Нормальная оптика, учитывающая как логико-теоретическую, так и конкретно-историческую последовательность теоретических переворотов, дает возможность по крайней мере некоторые из них сопоставить с теми, какие двумя десятилетиями раньше пережили крупнейшие западные социологи Г. Зиммель и М. Вебер. И у них, и у Сорокина – это явления "кризисного сознания", которые был симптомом и ферментом "большого кризиса" социологии, начавшегося "на переломе" от XIX в., века социологической классики, к ХХ, когда возникла и делала свои первые решительные шаги другая социология. Она заслуживает названия неклассической, поскольку была формой разложения своей предшественницы – классической социологии XIX в.
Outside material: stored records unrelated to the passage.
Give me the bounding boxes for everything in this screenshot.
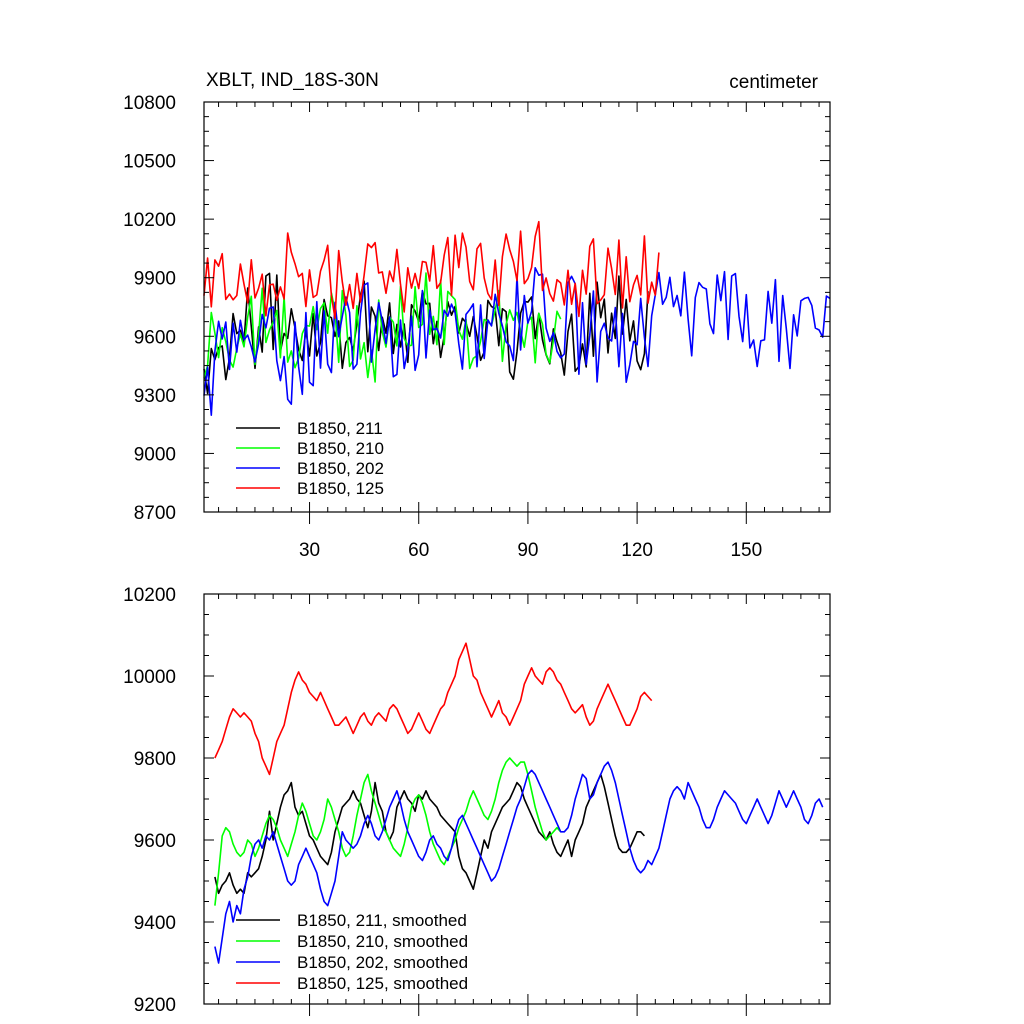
bottom-panel: 9200 9400 9600 9800 10000 10200 B1850, 211, sm… [123, 585, 831, 1016]
legend-label: B1850, 202, smoothed [297, 953, 468, 972]
x-tick-label: 150 [730, 540, 762, 561]
x-tick-label: 120 [621, 540, 653, 561]
series-line-1-0 [214, 773, 645, 895]
y-tick-label: 9900 [134, 269, 176, 290]
x-tick-label: 90 [517, 540, 538, 561]
legend-label: B1850, 125, smoothed [297, 974, 468, 993]
y-tick-label: 9300 [134, 386, 176, 407]
legend-label: B1850, 210, smoothed [297, 932, 468, 951]
x-tick-label: 30 [299, 540, 320, 561]
series-line-1-3 [214, 642, 653, 776]
y-tick-label: 8700 [134, 503, 176, 524]
chart-title: XBLT, IND_18S-30N [206, 70, 379, 91]
y-tick-label: 9600 [134, 831, 176, 852]
legend-label: B1850, 211 [297, 419, 383, 438]
series-line-0-3 [203, 220, 660, 320]
x-tick-label: 60 [408, 540, 429, 561]
units-label: centimeter [729, 72, 818, 93]
y-tick-label: 10800 [123, 93, 176, 114]
y-tick-label: 9000 [134, 444, 176, 465]
legend-label: B1850, 210 [297, 439, 384, 458]
series-line-0-1 [203, 272, 562, 383]
y-tick-label: 9400 [134, 913, 176, 934]
y-tick-label: 9200 [134, 995, 176, 1016]
y-tick-label: 10200 [123, 210, 176, 231]
legend-label: B1850, 202 [297, 459, 384, 478]
series-line-1-1 [214, 757, 562, 906]
series-line-1-2 [214, 761, 824, 964]
y-tick-label: 10000 [123, 667, 176, 688]
legend-label: B1850, 211, smoothed [297, 911, 467, 930]
y-tick-label: 10500 [123, 152, 176, 173]
y-tick-label: 9800 [134, 749, 176, 770]
top-panel: 8700 9000 9300 9600 9900 10200 10500 10800 30 60 9… [123, 70, 831, 561]
series-line-0-0 [203, 272, 649, 395]
y-tick-label: 10200 [123, 585, 176, 606]
legend-label: B1850, 125 [297, 479, 384, 498]
y-tick-label: 9600 [134, 327, 176, 348]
Правда, в последней четверти ХХ в. оба основоположника неклассической социологии были названы классиками социологической науки "как таковой".

Поскольку эта тема, к сожалению, не прозвучала на юбилейном симпозиуме (и отчасти именно по причине догматически-"ретроспективного" видения теоретической эволюции Сорокина), следует специально подчеркнуть, что упомянутый "большой кризис" не остался бесследным и для его социологических исканий. Хотя и с некоторым запозданием, связанным с "догоняющим развитием" российской социологии вплоть до большевистской революции 1917 г., в русле которого проходила и творческая эволюция Сорокина, "девятый вал" этого кризиса докатился, наконец, и до творческой лаборатории молодого, но многообещающего автора, только что издавшего первые два тома "Системы социологии". Учитывая, что они были выполнены в традициях классической социологии ХIХ в., а работы, написанные Сорокиным в 1920-е годы, уже носили на себе все более резкие отпечатки новых – глубоко кризисных – явлений (правда, имеющих своим источником не столько аналогичные внутритеоретические сдвиги в западной, особенно немецкой, социологии, сколько социально-политические катаклизмы в самой России), можно констатировать, что на рубеже 1910-х – 1920-х годов в сорокинском теоретическом сознании обозначились глубокие трещины, аналогичные разрывам между классической и "неклассической" версиями социологической науки. Вот эти-то теоретические коллизии, обостренные и углубленные жизненной ситуацией Сорокина, вызвали первый, но едва ли не самый глубокий идейно-теоретический кризис молодого автора широко замысленной "Системы социологии", резко оборвавший дальнейшее системотворчество.

Первым признаком весьма серьезного "сдвига" воззрений Сорокина к "кризисному сознанию" стал решительный отказ от идеи прогресса, лежавшей в фундаменте классической социологии, – идеи, которая вызывала у него углублявшиеся сомнения еще до большевистской революции. Для социолога, сперва отдавшего "дань молодости" революционному движению, а затем оказавшегося свидетелем и жертвой "революционной диктатуры", стало, наконец, совершенно очевидным внутреннее родство "идеологии" (если не сказать "религии") Прогресса, в который свято верила российская западнически ориентированная интеллигенция, с одной стороны, и всех форм революционаризма (от умеренно-либеральных до экстремистски-террористических) – с другой. В поисках систематически продуманной альтернативы любым вариантам прогрессизма, не только откровенно революционаристскому, но и расплывчато либеральному, Сорокин приходит к радикальному циклизму, положив его в основание своего мировоззрения и собственной версии социологической теории.